Aurélien acquiesça silencieusement. Il écoutait solennellement sa grand-mère.
— Tu sais, j'ai vécu toute ma jeunesse à Valence. Mes parents tenaient une oliveraie, et ils étaient plutôt bien lotis. J'allais me marier avec un homme très gentil et sympa, beau, et instruit, je l'aimais bien, mais je ne voulais pas faire ma vie avec lui. Pour moi, c'était plus un ami qu'autre chose. J'ai rencontré ton grand-père dans un simple bal alors qu'il passait quelques jours chez un cousin à côté de Valence. Je suis tombé sous le charme. Et je suis parti loin. J'ai fui. Je suis allée à Martigues avec Hugues, et ils m'ont accepté. Ses parents n'ont rien dit, ils ont juste demandé qui j'étais. Et à partir de là, j'étais de leur famille. C'est un peu résumé, mais ça c'est passé un peu comme ça. J'aidais pour les tâches et pour le poisson. Je n'avais plus aucuns liens avec Valence...
— D'accord, mais... Pourquoi tu me racontes ça ? Enfin, je veux dire, pourquoi ça maintenant ?
— Je sais pas. Je crois qu'il fallait que ça sorte, que je le dise enfin. Et puis, pour Zacaria... Nos histoires se ressemblent un peu, finalement... Ce sont des histoires de gens qui s'en vont. Qui partent, qui fuient. Quelque chose, ou quelqu'un. La Belle de Mai... Ton quartier. Tu as bien vu quand la manufacture est tombée. Bon, c'est vrai, tu étais petit. Mais c'était toute l'économie qui s'effondrait. Je t'assure que c'était horrible. Finalement, l'idée du prolétariat n'avait jamais été aussi vraie. Les gens se faisaient virer un à un ou avec des plans sociaux qui pleuvaient. Avant, ils étaient enfermés dans leurs classes sociales. Ils étaient autant pauvres que les autres. Ils étaient payés une misère sans avoir forcément un temps pleins, t'imagine, ça faisait pas beaucoup de francs à la fin du mois. En plus, par-dessus le marché, ils travaillaient une semaine sur trois en pleine nuit, en trois-huit. Tu ne te souviens peut-être pas, mais tes parents n'étaient pas dans la même équipe pour vous garder, en décalé, toi et Nicolas. Je t'assure pour l'avoir vu que les conditions de travail étaient piteuses et exécrables. Je regrette pour ta mère de pas être resté à Valence. Je suis égoïste. Je n'ai pensé qu'à moi et mon amour pour Hugues quand je suis partie avec lui à Martigues, pratiquement sur un coup de tête. Si j'avais continué ma vie à Valence, j'aurais repris l'oliveraie avec Gustave - mon petit frère dont je n'ai plus aucunes nouvelles – puis ta mère ou Boris l'aurait repris aussi, et plus tard encore, toi et Nicolas auraient pu la reprendre, c'était une entreprise de famille. Mais à cause de moi, tu survis dans ta geôle dans ce quartier sans avenir de Marseille. Et en plus, tu perds ton meilleur ami. Si j'étais restée à Valence... Rien de tout ce qui t'arrive mon chou ne serait arriver. Si tu en es là, c'est à cause d'une gamine de vingt-trois ans qui ne savait pas prendre de décisions rationnelles.

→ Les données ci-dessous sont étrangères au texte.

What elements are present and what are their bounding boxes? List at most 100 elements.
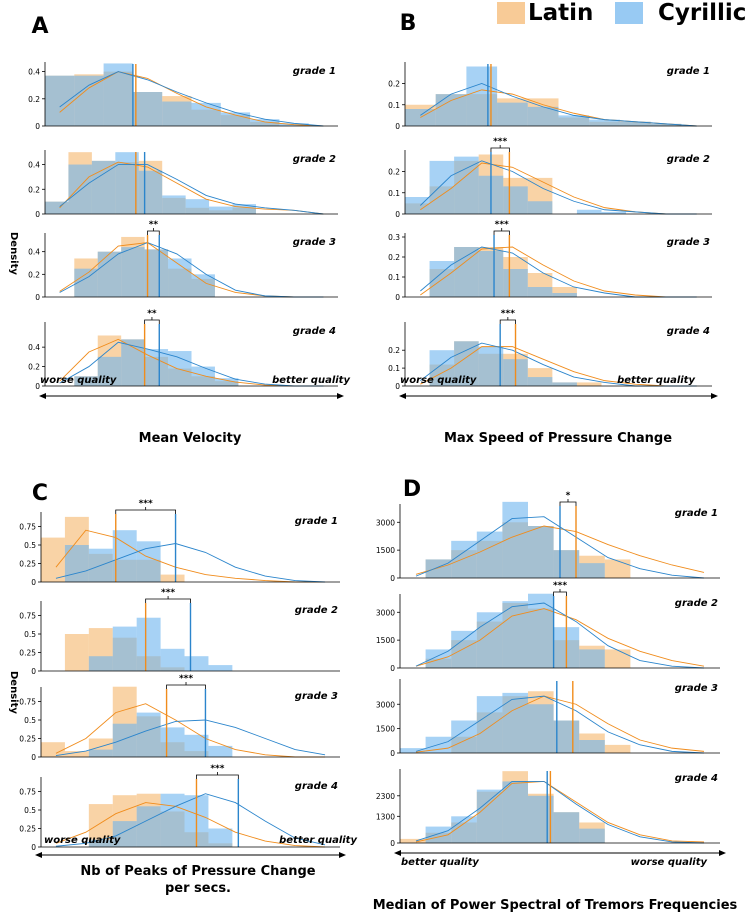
cyrillic-bar bbox=[160, 793, 185, 847]
quality-arrow-left-head bbox=[35, 852, 42, 858]
quality-right-label: better quality bbox=[272, 375, 350, 386]
panel-C: C *** 0 0.25 0.5 0.75 grade 1 *** 0 0.25 0.5 0.75 gr… bbox=[19, 481, 357, 896]
y-tick-label: 3000 bbox=[376, 608, 395, 617]
density-label-top: Density bbox=[8, 232, 19, 275]
y-tick-label: 0 bbox=[35, 210, 40, 219]
cyrillic-bar bbox=[136, 806, 161, 847]
grade-label: grade 2 bbox=[295, 605, 338, 616]
cyrillic-kde-line bbox=[420, 83, 697, 127]
latin-bar bbox=[604, 559, 631, 578]
latin-bar bbox=[64, 751, 89, 757]
significance-label: *** bbox=[139, 499, 153, 509]
grade-label: grade 3 bbox=[295, 691, 338, 702]
latin-kde-line bbox=[59, 71, 324, 127]
cyrillic-bar bbox=[619, 121, 651, 126]
y-tick-label: 0 bbox=[395, 210, 400, 219]
y-tick-label: 0.75 bbox=[19, 788, 36, 797]
latin-kde-line bbox=[55, 703, 326, 758]
cyrillic-bar bbox=[454, 156, 479, 214]
cyrillic-bar bbox=[502, 781, 528, 843]
subplot-grade-1: 0 0.2 0.4 grade 1 bbox=[28, 62, 338, 131]
cyrillic-bar bbox=[601, 211, 627, 214]
cyrillic-bar bbox=[527, 106, 559, 126]
cyrillic-bar bbox=[528, 526, 554, 578]
cyrillic-bar bbox=[191, 366, 215, 386]
significance-label: *** bbox=[179, 674, 193, 684]
cyrillic-bar bbox=[503, 186, 528, 214]
quality-left-label: worse quality bbox=[400, 375, 477, 386]
cyrillic-bar bbox=[425, 649, 452, 668]
quality-arrow-right-head bbox=[339, 852, 346, 858]
cyrillic-bar bbox=[553, 720, 580, 753]
y-tick-label: 0.1 bbox=[388, 364, 400, 373]
grade-label: grade 2 bbox=[675, 598, 718, 609]
cyrillic-bar bbox=[476, 531, 503, 578]
cyrillic-kde-line bbox=[59, 242, 324, 298]
y-tick-label: 0 bbox=[395, 382, 400, 391]
y-tick-label: 0.25 bbox=[19, 825, 36, 834]
cyrillic-bar bbox=[425, 559, 452, 578]
subplot-grade-3: *** 0 0.1 0.2 0.3 grade 3 bbox=[388, 220, 712, 302]
latin-bar bbox=[400, 838, 426, 843]
cyrillic-bar bbox=[429, 350, 455, 386]
cyrillic-kde-line bbox=[55, 543, 326, 583]
y-tick-label: 0.2 bbox=[388, 168, 400, 177]
cyrillic-bar bbox=[121, 339, 145, 386]
legend-cyrillic-label: Cyrillic bbox=[658, 0, 745, 26]
cyrillic-bar bbox=[552, 293, 577, 297]
y-tick-label: 1500 bbox=[376, 546, 395, 555]
quality-right-label: worse quality bbox=[631, 857, 708, 868]
subplot-grade-4: *** 0 0.25 0.5 0.75 grade 4 bbox=[19, 764, 340, 852]
cyrillic-bar bbox=[476, 612, 503, 668]
latin-kde-line bbox=[55, 529, 326, 583]
cyrillic-bar bbox=[184, 656, 209, 671]
significance-label: *** bbox=[161, 588, 175, 598]
cyrillic-bar bbox=[502, 601, 528, 668]
cyrillic-bar bbox=[121, 247, 145, 297]
cyrillic-bar bbox=[214, 378, 239, 386]
x-axis-label: Max Speed of Pressure Change bbox=[444, 431, 672, 446]
cyrillic-bar bbox=[68, 164, 92, 214]
quality-left-label: worse quality bbox=[44, 835, 121, 846]
cyrillic-bar bbox=[138, 170, 163, 214]
significance-label: * bbox=[566, 491, 571, 501]
y-tick-label: 0.5 bbox=[24, 630, 36, 639]
cyrillic-bar bbox=[144, 349, 169, 386]
cyrillic-kde-line bbox=[415, 695, 705, 754]
cyrillic-bar bbox=[112, 626, 137, 671]
cyrillic-bar bbox=[528, 704, 554, 753]
x-axis-label: Mean Velocity bbox=[139, 431, 242, 446]
cyrillic-bar bbox=[112, 723, 137, 757]
significance-bracket bbox=[493, 228, 510, 235]
latin-kde-line bbox=[420, 346, 697, 387]
y-tick-label: 0.2 bbox=[388, 346, 400, 355]
cyrillic-bar bbox=[185, 199, 210, 214]
quality-arrow-left-head bbox=[399, 393, 406, 399]
y-tick-label: 0 bbox=[390, 749, 395, 758]
cyrillic-bar bbox=[136, 541, 161, 582]
grade-label: grade 2 bbox=[293, 154, 336, 165]
cyrillic-bar bbox=[160, 727, 185, 757]
cyrillic-bar bbox=[451, 630, 477, 668]
quality-arrow-left-head bbox=[39, 393, 46, 399]
y-tick-label: 0.5 bbox=[24, 541, 36, 550]
latin-kde-line bbox=[59, 161, 324, 215]
subplot-grade-4: 0 1300 2300 grade 4 bbox=[376, 769, 720, 848]
cyrillic-bar bbox=[454, 247, 479, 297]
subplot-grade-1: * 0 1500 3000 grade 1 bbox=[376, 491, 720, 583]
cyrillic-bar bbox=[527, 201, 553, 214]
legend-latin-label: Latin bbox=[528, 0, 593, 26]
x-axis-label: Median of Power Spectral of Tremors Freq… bbox=[373, 898, 738, 913]
cyrillic-bar bbox=[132, 92, 163, 126]
cyrillic-bar bbox=[136, 617, 161, 671]
significance-bracket bbox=[553, 589, 567, 596]
y-tick-label: 0.1 bbox=[388, 273, 400, 282]
significance-bracket bbox=[115, 507, 176, 514]
grade-label: grade 3 bbox=[667, 237, 710, 248]
grade-label: grade 4 bbox=[667, 326, 710, 337]
y-tick-label: 0 bbox=[395, 293, 400, 302]
y-tick-label: 2300 bbox=[376, 792, 395, 801]
y-tick-label: 0.2 bbox=[388, 253, 400, 262]
cyrillic-bar bbox=[478, 346, 504, 386]
subplot-grade-1: 0 0.1 0.2 grade 1 bbox=[388, 62, 712, 131]
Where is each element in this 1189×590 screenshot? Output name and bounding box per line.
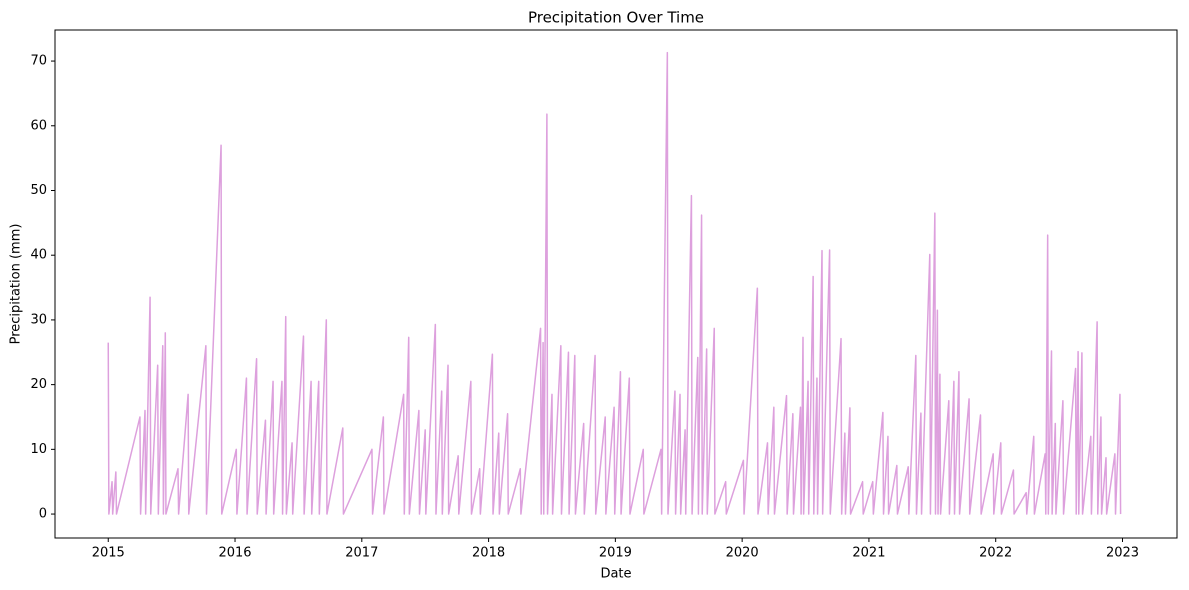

— Mais Mamie, tu racontes quoi ! Bien sûr que t'as bien fait ! En plus grand-père était l'amour de ta vie, et c'était sympa, aussi les poissons. Pas le même style que les olives, d'accord. Mais tout de même intéressant. Si t'étais restée à Valence, Maman ne serait pas Maman et je ne serais pas Aurélien. Regarde, je suis bien parti à Valence sur un coup de tête. Pas pour y vivre ma vie, juste parce que je trouvais ce nom de ville sympa pour ma pseudo fugue. Et c'est marrant parce que c'est le nom de ta ville.
— Oui. T'es gentil, mon chéri. On reprend la route ?
— D'accord.
Odette et Aurélien avaient presque ouvert simultanément leurs deux portes et la vieille dame avait rallumé le moteur. Le jeune garçon s'était tu et avait regardé une nouvelle fois le paysage.